When I fully accepted that I was disabled, I enjoyed regular sessions of physiotherapy and the constructive help and advice of the occupational therapist. On one occasion, the therapist produced a swinging arm device which enabled me (after some practise) to feed myself again. This was a monumental leap forward in regaining my self-confidence and independence.

The device fitted easily on to my wheelchair but for some unexplained reason the wheelchair was recalled and I had to use any available chair. The feeding arm and tray did not fit these chairs and I had to be hand fed again. A change of wheelchair may seem minor but to me it was the most important thing in my life for three days and I was very depressed until the original chair was returned, thanks to the efforts of physiotherapists and the occupational therapist.

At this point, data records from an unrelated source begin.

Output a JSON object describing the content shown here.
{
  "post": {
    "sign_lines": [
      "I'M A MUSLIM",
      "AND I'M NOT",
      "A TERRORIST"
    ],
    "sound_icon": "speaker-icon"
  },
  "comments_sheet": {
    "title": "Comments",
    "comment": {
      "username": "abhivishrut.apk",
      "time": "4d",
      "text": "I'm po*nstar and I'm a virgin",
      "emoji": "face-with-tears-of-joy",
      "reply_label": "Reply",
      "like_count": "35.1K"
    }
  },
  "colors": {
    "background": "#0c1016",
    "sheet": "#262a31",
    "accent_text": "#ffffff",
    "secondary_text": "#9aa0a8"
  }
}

One of the treatments for polyneuritis is a course of steroids. Not all patients respond to this treatment, and some receive an initial boost and then relapse. In my case the effect was rapid and dramatic. From almost total inertia I perceived significant sensations of movement within 12 hours of the first injection. The first week of this treatment was joyous, I could feel sensations which had been absent for months. I could change position and sense recovery.

Recovery has taken a long time me. As I achieved greater control, I progressed from the wheelchair to elbow crutches, to a walking stick. I had to measure each footstep and to be careful about uneven ground. Heaving myself on to a bus was an effort while grip strength was still weak and once I didn't quite make it:  As I tried to step on to the bus I lost grip and leg strength and gently rolled back into the gutter. It was 10.30 a.m. and I am sure that the driver and passengers thought I was an early morning drunk.

Throughout this experience I was greatly sustained by the reassuring advice of the neurologist (and hospital staff and support services) and particularly by colleagues and friends who dispelled my loneliness and occasional depression and introspection.

My family were models of equanimity and reassurance. No doubt they view me now from a different perspective but like me they learnt much of value.

I learnt about myself, but, more particularly I learnt about the disabled. I am convinced that as a principle the disabled should have a much greater say in the management of their own, everyday affairs, and most disabled people wish to be treated 'normally', particularly in inter-personal relationships.